[openbsd_emul.git] / linux_emul_base / doc / linuxemu.txt

SYSCALLS

on linux/i386, the machine code puts the arguments of a syscall in the
registers AX, BX, CX, DX, DI, SI and makes a soft interrupt 0x80.

as the plan9 kernel doesnt care about the interrupt vector 0x80 it
sends a note to the process that traped and if not handled kills it.
in a note handler, it is possible to access the machine state of the
process when the trap/interrupt happend from the ureg argument.

in linuxemu, we install a note handler that checks if the trap was a
linux syscall and call our handler function from our systab. 
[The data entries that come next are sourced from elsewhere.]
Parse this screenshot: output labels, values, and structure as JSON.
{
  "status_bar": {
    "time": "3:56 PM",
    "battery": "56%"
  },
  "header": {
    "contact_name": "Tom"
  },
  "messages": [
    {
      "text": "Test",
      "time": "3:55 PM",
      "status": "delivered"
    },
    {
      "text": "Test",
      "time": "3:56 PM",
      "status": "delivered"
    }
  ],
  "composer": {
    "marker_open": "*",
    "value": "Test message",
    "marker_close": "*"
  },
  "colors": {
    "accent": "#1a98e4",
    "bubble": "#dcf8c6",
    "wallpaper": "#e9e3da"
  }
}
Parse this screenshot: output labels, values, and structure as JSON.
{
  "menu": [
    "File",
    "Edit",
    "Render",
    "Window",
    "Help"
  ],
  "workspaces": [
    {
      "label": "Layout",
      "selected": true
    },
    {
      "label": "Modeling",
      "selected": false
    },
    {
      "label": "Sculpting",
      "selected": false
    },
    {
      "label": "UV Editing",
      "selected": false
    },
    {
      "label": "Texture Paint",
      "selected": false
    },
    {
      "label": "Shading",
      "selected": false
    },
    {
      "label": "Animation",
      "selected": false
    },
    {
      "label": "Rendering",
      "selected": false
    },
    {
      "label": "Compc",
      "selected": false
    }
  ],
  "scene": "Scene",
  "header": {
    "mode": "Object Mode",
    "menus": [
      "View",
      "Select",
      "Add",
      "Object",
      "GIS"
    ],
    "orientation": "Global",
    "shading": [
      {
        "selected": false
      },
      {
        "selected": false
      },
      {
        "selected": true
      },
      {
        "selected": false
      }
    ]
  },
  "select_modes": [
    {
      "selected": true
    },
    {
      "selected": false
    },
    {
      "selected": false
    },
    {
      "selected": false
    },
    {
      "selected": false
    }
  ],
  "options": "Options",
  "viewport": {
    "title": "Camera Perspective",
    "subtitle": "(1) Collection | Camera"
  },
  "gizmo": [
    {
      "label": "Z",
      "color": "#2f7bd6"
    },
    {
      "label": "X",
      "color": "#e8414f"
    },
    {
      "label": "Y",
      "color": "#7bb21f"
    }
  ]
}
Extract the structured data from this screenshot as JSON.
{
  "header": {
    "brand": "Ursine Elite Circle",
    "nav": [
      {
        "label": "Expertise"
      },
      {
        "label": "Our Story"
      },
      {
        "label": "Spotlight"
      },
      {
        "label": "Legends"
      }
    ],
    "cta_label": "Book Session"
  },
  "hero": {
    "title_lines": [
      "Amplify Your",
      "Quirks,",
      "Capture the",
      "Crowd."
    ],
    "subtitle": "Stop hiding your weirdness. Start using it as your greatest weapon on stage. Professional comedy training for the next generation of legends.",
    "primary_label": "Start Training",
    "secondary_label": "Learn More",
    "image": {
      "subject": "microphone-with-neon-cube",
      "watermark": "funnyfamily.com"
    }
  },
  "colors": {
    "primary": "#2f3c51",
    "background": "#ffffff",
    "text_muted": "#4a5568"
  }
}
after our syscall handler returned, we move the program counter
in the machine state structure after the int 0x80 instruction and
continue execution by accepting the note as handled with a call to
noted(NCONT).

todo automatic conversion to a plan9 function call the number of
arguments and the function name of the handler must be known.  this
information is provided by the linuxcalltab input file that is feed trough
linuxcalltab.awk to build neccesary tables.

the linux specific syscall handling and argument conversion done in
linuxcall.c only.  the idea is to later add support for other syscall
personalities like bsd without having to change the handler code.


MEMORY

unlike shared libraries wich are position independent, binaries have to be
loaded to a fixed address location. (elf supports position independent
programs that can be loaded everywhere, but its not used on i386)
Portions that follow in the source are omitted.